10 October, 2016 – Today we as a group had our first meeting with Renée Steenbergen, PhD Art Historian from the University of Amsterdam. With being companied by our professor, Dr. Edward Akintola Hubbard as a mediator. We begin the meeting with discussing with Renee’s over her research in art philanthropy and patronage in the Dutch context. Particular she is interested in the research of private funding in the arts as the state begins to economize, -cut funding. In her latest research, De Nieuwe Mecenas, she is considering art philanthropy as a political instrument, foundational donating, and younger donor circles. Her recent work is grant sponsor by the University of Utrecht through the Give Culture a fellowship by the Foundation Sponsorship and The Prince Bernhard culture Fund until 2018.
We quickly shifted our discussion into of role of us as researchers and students in the context of Renee’s research project. Our group will be spilt between Karel and Adam, whom is to understand and interpret project literature, and Morgane and Iris, whom is to evaluate data sets and surveys. Much of the data is driven from various surveys from art institutions, big and small donors, donors which have stopped donating, and younger donor circles within the institutions. Our group seemed to arrive at a set of future tasks that both examine qualitative and quantitative data sets.
Our fist contact was really of introductions and discussing Renee’s research and how we as students could benefit and how she can benefit in our cooperation.

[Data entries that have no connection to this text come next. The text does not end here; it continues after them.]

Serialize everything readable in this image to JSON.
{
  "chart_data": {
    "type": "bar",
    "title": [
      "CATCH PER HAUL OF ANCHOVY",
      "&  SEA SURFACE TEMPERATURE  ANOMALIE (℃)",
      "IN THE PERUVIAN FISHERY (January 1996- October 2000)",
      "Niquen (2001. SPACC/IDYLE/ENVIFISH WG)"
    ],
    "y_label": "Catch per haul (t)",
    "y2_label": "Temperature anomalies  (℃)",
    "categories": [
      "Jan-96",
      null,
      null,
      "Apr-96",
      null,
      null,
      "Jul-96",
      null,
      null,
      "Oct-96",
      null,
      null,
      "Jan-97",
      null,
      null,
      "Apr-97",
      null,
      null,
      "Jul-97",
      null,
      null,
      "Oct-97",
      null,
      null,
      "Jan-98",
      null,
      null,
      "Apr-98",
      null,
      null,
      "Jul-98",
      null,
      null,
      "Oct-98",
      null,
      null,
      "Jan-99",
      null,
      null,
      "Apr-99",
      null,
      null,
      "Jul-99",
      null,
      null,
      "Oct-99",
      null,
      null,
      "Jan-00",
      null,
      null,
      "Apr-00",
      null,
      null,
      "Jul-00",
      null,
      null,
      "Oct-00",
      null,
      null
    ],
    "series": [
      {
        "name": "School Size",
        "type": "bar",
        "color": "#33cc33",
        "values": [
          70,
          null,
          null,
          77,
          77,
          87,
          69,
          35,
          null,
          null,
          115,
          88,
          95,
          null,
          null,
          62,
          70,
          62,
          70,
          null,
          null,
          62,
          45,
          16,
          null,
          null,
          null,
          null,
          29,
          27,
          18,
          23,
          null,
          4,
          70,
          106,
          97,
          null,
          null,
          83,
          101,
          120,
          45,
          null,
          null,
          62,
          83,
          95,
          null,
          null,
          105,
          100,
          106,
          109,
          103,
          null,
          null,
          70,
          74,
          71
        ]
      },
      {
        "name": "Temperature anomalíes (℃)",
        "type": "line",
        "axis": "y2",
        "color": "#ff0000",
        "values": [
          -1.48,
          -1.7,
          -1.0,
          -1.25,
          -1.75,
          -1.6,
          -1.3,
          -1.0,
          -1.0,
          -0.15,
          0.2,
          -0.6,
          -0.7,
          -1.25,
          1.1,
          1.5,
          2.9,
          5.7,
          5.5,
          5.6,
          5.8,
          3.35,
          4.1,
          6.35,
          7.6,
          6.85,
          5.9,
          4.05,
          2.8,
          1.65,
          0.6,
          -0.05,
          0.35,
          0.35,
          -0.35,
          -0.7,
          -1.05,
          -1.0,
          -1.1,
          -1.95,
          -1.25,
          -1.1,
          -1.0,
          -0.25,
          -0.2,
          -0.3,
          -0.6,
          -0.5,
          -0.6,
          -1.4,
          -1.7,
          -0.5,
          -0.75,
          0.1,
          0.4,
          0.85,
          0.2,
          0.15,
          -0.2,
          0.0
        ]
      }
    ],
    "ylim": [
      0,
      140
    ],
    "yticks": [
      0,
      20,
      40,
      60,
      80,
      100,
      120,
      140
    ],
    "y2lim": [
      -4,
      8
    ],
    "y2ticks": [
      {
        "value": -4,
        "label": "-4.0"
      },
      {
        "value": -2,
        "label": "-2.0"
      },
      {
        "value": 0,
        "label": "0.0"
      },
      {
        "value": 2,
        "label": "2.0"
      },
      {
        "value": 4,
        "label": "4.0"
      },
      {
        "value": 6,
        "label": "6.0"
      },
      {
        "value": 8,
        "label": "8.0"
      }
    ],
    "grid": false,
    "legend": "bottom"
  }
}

The take away question was, “Why should individuals, public or private sectors invest in the arts?” Renee’s very elegant response was of seeing art has “a basic human desire to create, and in that it is important to fund each generation to foster this mentality in the context of human cultural history”. Her response gave a very humbling humanistic face to art investment in the ever-growing current neoliberalizing global economy.